Sunday, 15 January 2012

Nervous habits, and can I have a day off? Please?

I wish I didn't have nervous habits. It's Saturday evening and I'm sat here on the sofa, feet up on the bf's lap, listening to Placebo, in my pjs and generally just feeling so relaxed, and I'm still picking the shit out of my thumbs, and I don't even know why. I started picking the skin around my fingers and thumbs when I was quite young, probably about 9 or 10. I'd pick them til they bled and even if I put plasters on them, I'd pick the plasters off.

It started as a nervous habit that would calm me down before I went to school, or when I was in uncomfortable situationsand no matter how hard I try, I've not been able to kick the habit for the last 12 or so years. I've managed to get it down to just the thumbs, but I still pick them until they bleed. My bf hates it, and he's tried to help me stop, be so far nothing works. I work with my hands all day so I don't even know when I get chance to do it. It's got to the point where I don't even realise I'm doing it anymore, so it's almost impossible to stop, and a big part of me doesn't want to. It still calms me down, I just wish I didn't do it all the time.

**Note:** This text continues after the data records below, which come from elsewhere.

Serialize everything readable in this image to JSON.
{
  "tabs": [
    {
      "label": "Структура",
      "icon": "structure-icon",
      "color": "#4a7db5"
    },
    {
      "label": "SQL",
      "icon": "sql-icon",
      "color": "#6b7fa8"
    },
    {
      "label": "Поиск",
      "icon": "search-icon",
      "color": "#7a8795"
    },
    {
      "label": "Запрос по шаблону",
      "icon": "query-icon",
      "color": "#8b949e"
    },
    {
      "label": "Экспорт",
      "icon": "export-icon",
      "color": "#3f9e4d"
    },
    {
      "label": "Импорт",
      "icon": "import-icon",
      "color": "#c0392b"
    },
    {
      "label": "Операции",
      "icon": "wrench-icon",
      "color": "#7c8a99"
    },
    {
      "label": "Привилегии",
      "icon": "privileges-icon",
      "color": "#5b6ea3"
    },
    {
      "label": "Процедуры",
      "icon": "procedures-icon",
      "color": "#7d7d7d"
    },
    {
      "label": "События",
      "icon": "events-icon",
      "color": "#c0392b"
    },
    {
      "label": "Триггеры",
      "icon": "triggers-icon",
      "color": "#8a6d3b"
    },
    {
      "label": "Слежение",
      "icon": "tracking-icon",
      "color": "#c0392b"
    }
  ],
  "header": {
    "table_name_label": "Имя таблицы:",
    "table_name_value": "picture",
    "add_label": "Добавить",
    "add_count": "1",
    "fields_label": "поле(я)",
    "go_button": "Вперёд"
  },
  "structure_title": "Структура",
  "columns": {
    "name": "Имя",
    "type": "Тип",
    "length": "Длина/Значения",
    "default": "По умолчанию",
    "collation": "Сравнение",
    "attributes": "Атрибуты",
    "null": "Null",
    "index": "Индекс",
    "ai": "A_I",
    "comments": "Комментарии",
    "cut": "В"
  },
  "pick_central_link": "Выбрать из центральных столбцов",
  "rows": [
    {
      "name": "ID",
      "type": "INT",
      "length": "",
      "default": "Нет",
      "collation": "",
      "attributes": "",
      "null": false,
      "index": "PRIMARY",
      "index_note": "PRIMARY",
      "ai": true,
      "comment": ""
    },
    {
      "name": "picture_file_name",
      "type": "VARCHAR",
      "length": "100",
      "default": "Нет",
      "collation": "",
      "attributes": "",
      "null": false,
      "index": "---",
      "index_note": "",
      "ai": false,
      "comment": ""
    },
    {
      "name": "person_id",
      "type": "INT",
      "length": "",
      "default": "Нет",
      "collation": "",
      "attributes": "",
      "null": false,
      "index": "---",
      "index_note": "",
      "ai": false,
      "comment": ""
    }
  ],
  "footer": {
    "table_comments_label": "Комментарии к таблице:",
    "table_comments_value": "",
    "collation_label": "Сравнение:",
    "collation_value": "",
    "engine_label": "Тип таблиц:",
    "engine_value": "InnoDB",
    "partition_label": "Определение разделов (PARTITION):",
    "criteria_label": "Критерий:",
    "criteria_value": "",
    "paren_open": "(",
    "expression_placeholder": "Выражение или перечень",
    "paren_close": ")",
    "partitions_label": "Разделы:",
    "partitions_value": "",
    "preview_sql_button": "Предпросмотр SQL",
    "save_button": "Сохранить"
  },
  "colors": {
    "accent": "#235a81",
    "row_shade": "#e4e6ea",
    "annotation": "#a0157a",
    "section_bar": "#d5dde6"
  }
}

We're going to stay in a hotel tomorrow night, just in town to get away from being in the house and to chill out in luxury for a few hours. I can't wait, I need to just forget about everything and kick back for a little bit. I'm tired of everything being a struggle all the time, so I'm going to try and shove all the crap to the back of my mind for a while and enjoy myself. Some part of me already knows this wont work, and what is more likely to happen is that I'll end up having some sort of emotional melt down, I feel like they're coming every few days at the moment, I'm desperately trying to deal with everything, but it's so difficult, and I just don't even have the time to try and come to terms with everything that has happened recently. I need to talk to someone not involved, maybe I should go back to therapy, but I don't want to have to start again with all that, plus there's always such a long waiting list. I wish I had closer friends, I wish I found it easier to make friends, I wish I wasn't so socially awkward and anxiety ridden all the fricking time. Ugh, this post is turning into such a scattered one, but my mind feels so scattered. I need a break, a holiday or something, I need to find a healthier way of dealing with how much the last few month's events have hurt me rather than slipping back into my eating disorder. It feels too easy, but I know how hard it is to claw my way out of it again. I'm just so tired of fighting everything every single day. I just want a day off, just one day. Please?